The past year I decided to take a fun break. Not step away from life or ritual, but allow for more fun. I finally was well after years of illness and I decided to just let go for a bit and fill my calendar with dinners and walks with friends and my mom, Saturday afternoon chats with my dad before football games, and many other activities that popped up that I grew so accustomed to declining for so long. The fun felt good. It was nice to learn to balance fun on my life scale. But, a few months ago, I started to get an itch. An itch to sit still, again.
I’m not one to paint a rosy picture over ugliness that life can be sometimes, instead I look at the ugly straight on and work to transcend it. And one of the good things about this wheelchair, among all of the bad and hard, is that I am forced to sit still, quite a bit. And forced to still before I am ever ready.
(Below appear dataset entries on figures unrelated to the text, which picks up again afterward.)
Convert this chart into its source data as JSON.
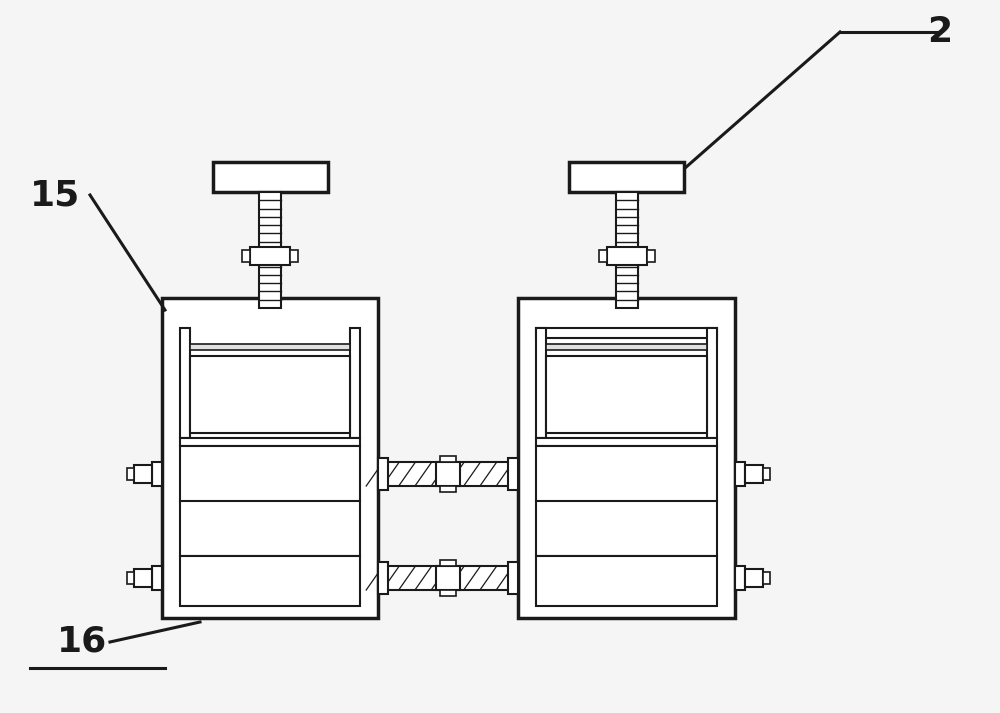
{
  "bg_color": "#f5f5f5",
  "line_color": "#1a1a1a",
  "fill_color": "#ffffff",
  "shade_color": "#e0e0e0",
  "label_color": "#000000",
  "label_fontsize": 26,
  "label_fontweight": "bold",
  "fig_width": 10.0,
  "fig_height": 7.13,
  "dpi": 100,
  "lw_outer": 2.5,
  "lw_inner": 1.8,
  "lw_thin": 1.2,
  "lw_leader": 2.2
}
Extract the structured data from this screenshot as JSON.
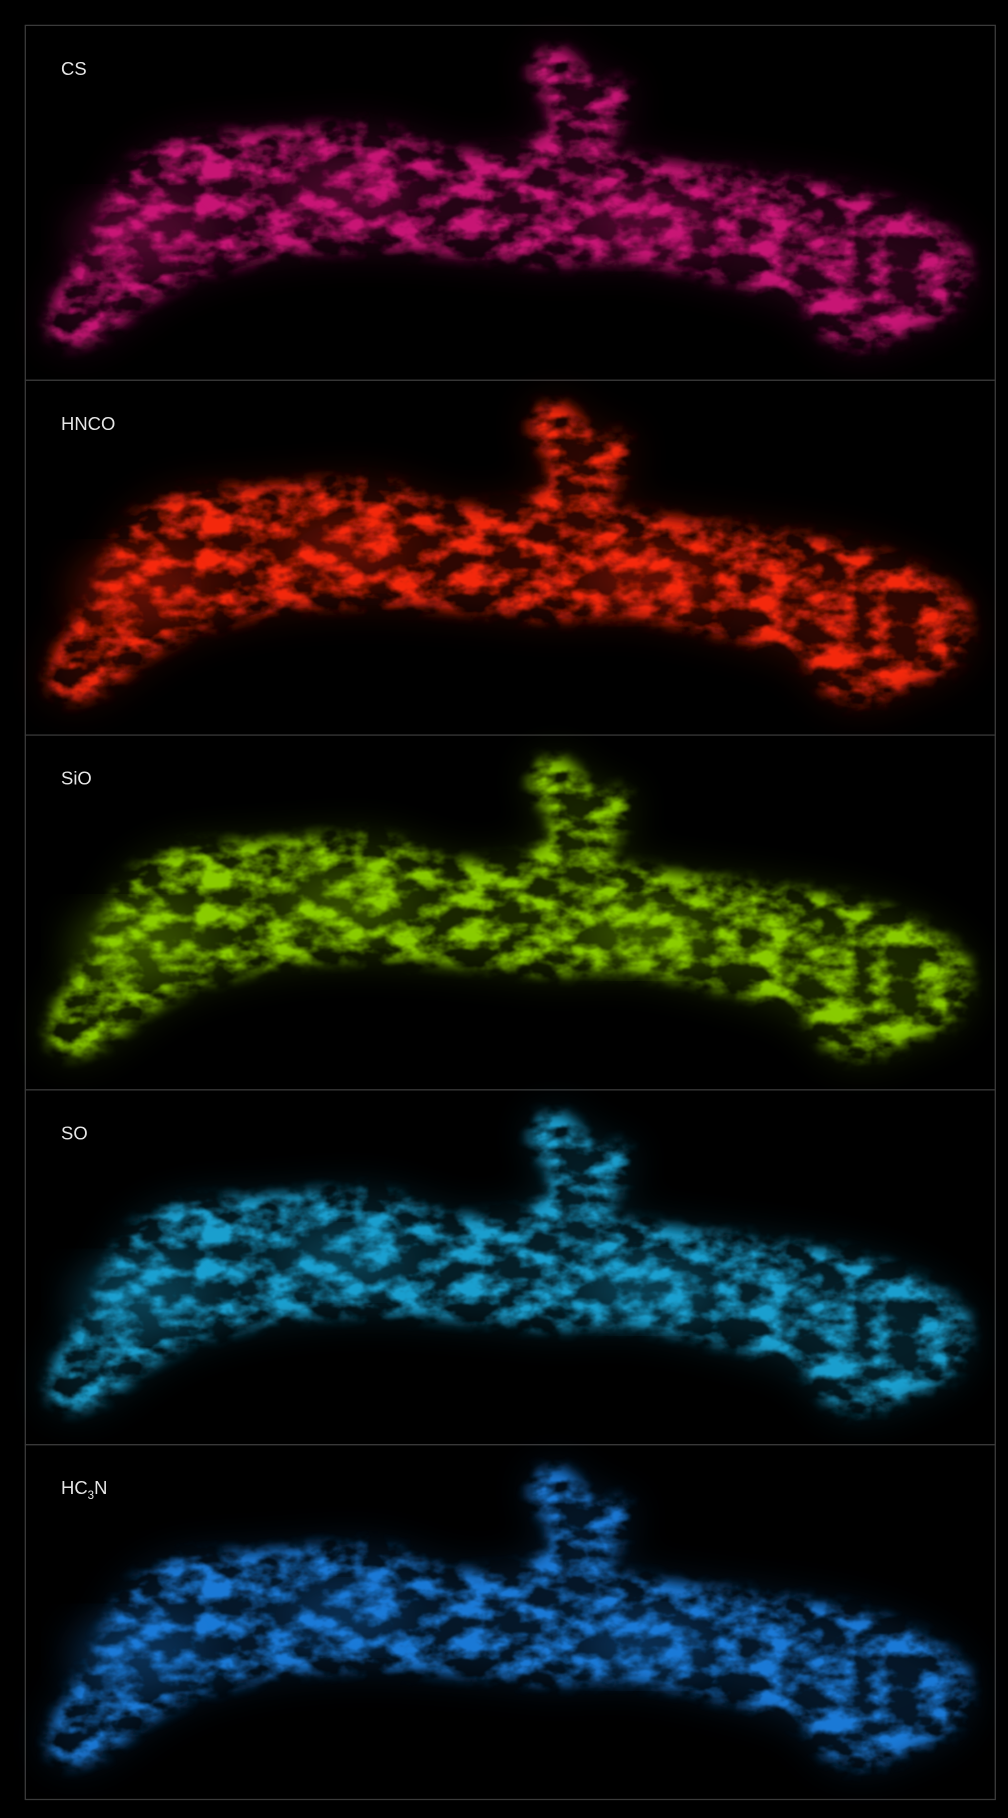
{
  "panels": [
    {
      "label": "CS",
      "color": "#d0187a"
    },
    {
      "label": "HNCO",
      "color": "#ff2a10"
    },
    {
      "label": "SiO",
      "color": "#8fd400"
    },
    {
      "label": "SO",
      "color": "#1aa6d8"
    },
    {
      "label": "HC",
      "label_sub": "3",
      "label_end": "N",
      "color": "#1a7fe0"
    }
  ]
}
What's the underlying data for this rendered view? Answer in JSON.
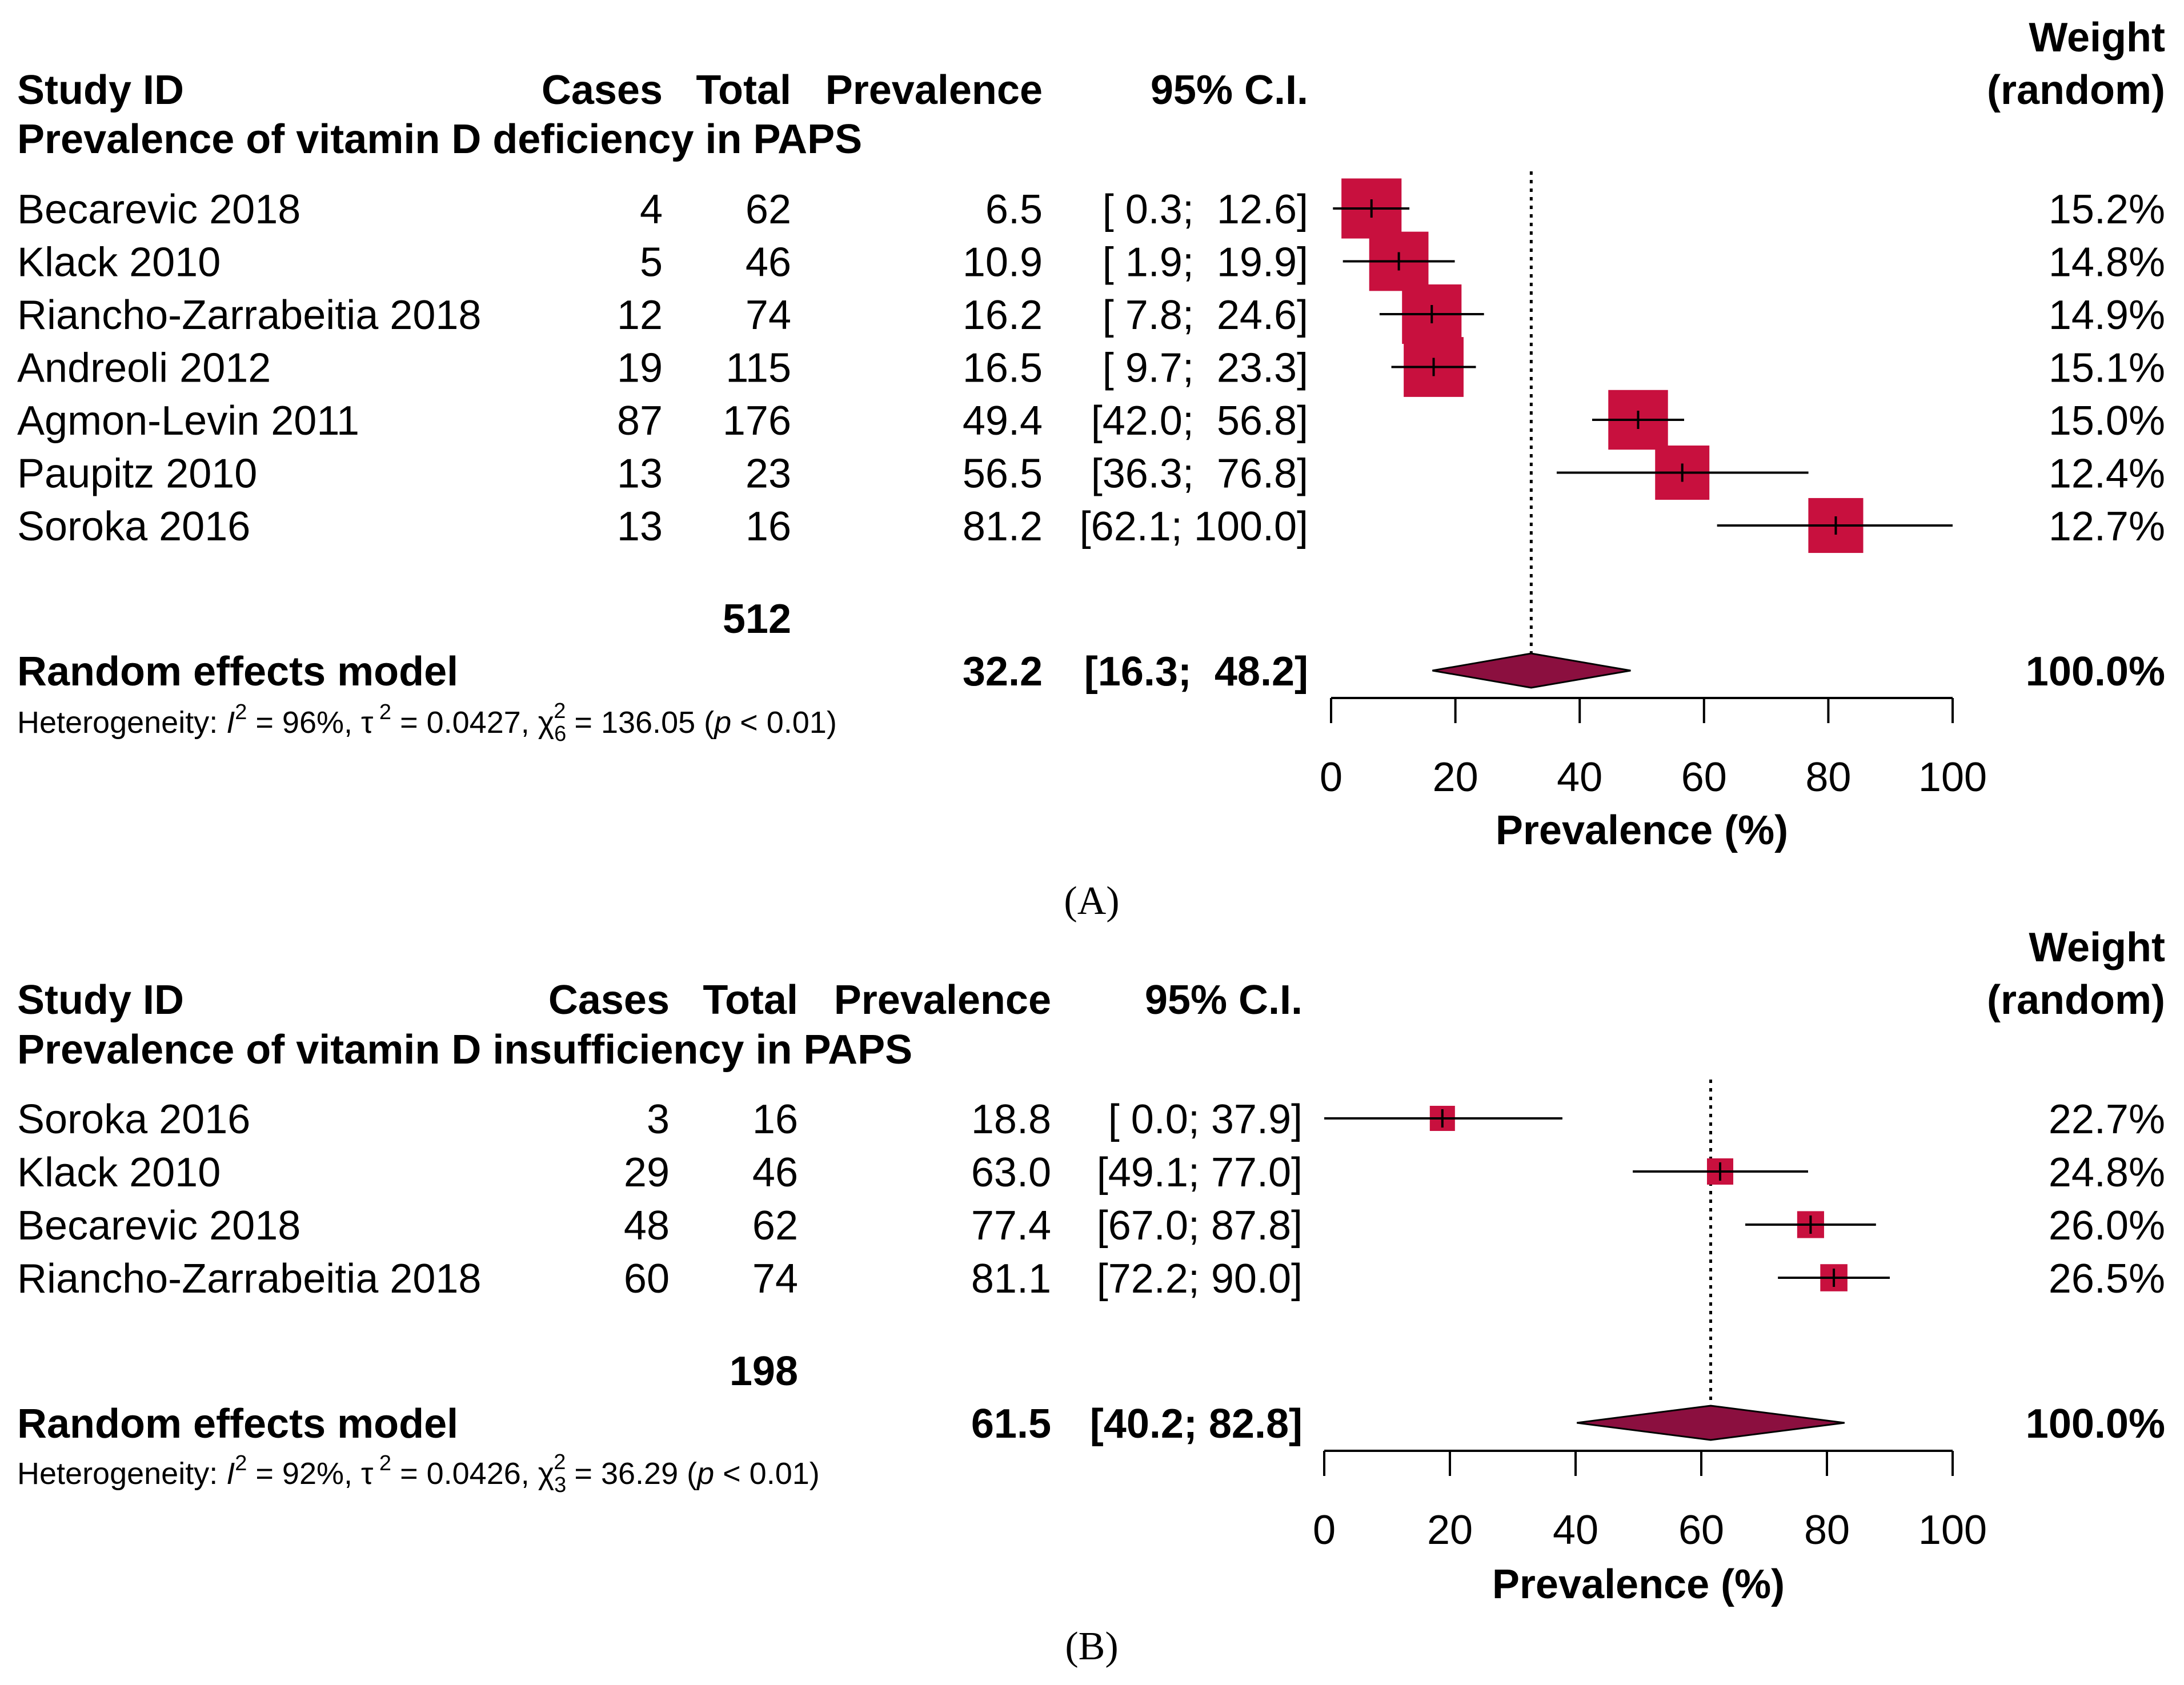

This sitting down and sitting still quiets my mind and teaches me to drown out the noise. Without this stillness, I feel lost and out of control.
Before my injury, I was what I call a doer. I always used the catch phrase, I’m so busy. My life is so busy. Busy can be a bit of an obsession and a way I thought I should live. Busy can sometimes be mistaken for living. But it isn’t. It’s just moving from one thing to the next without really thinking or feeling or sitting still long enough to gain insight from the momentum. I started to feel this busy feeling creep up over the last year and I didn’t like it. And while I appreciate and love to incorporate a bit of fun, I also learned the importance of the quiet and the stillness. I feel like I always knew the importance of the stillness, but, once again, I learned the same lesson all over again.
In this effort to start again, I challenged myself to forty days of a list of new rituals. I added and changed meditations. I renewed my meditation space. I organized my nutrition goals and rearranged my day so it is filled with more silence. And finally, I decided to notice little moments of inspiration and gratitude and joy. And not just notice them, really take them in and think about them and, once again, make inspiration and gratitude and joy a practice. I never really let up my practice completely, but I definitely skipped it a few days and felt the dryness and emptiness that came with the missed practice. I think the best use of this practice of finding the light is when it is found in the darkest of situations. So, I don’t want to paint that rosy picture. I just want to find the moon after I stare into the darkness for a while. Because perfection isn’t the goal. Peace is the goal. Peace when the waves are rough and peace when the waters are calm. This kind of peace only comes with practice and sitting still.
So, I start today, yet again, with a renewed forty days of practice. This isn’t a significant day, just the day I decided to begin before I am ready. I hope this will encourage you to take a bit of time to be still and silent. Even just five minutes. When I feel lost and out of practice and out of sorts, I start with five minutes of quiet. I set the timer on my phone and I sit quietly until it alarms. This simple few minutes jolts me back to where I belong. Just five minutes.
Leondard Cohen had become the poet laureate of those on the road, refusing to stick to any form of settling down, a “gypsy boy” who wouldn’t sit still within any of the expectations we brought to him. But, like many a wanderer, he seemed always to know that it’s only when you stop moving that you can be moved in some far deeper way (“Now I know why many men have stopped and wept,” he writes in an early poem, “Halfway between the loves they leave and seek, / And wondered if travel leads them anywhere”).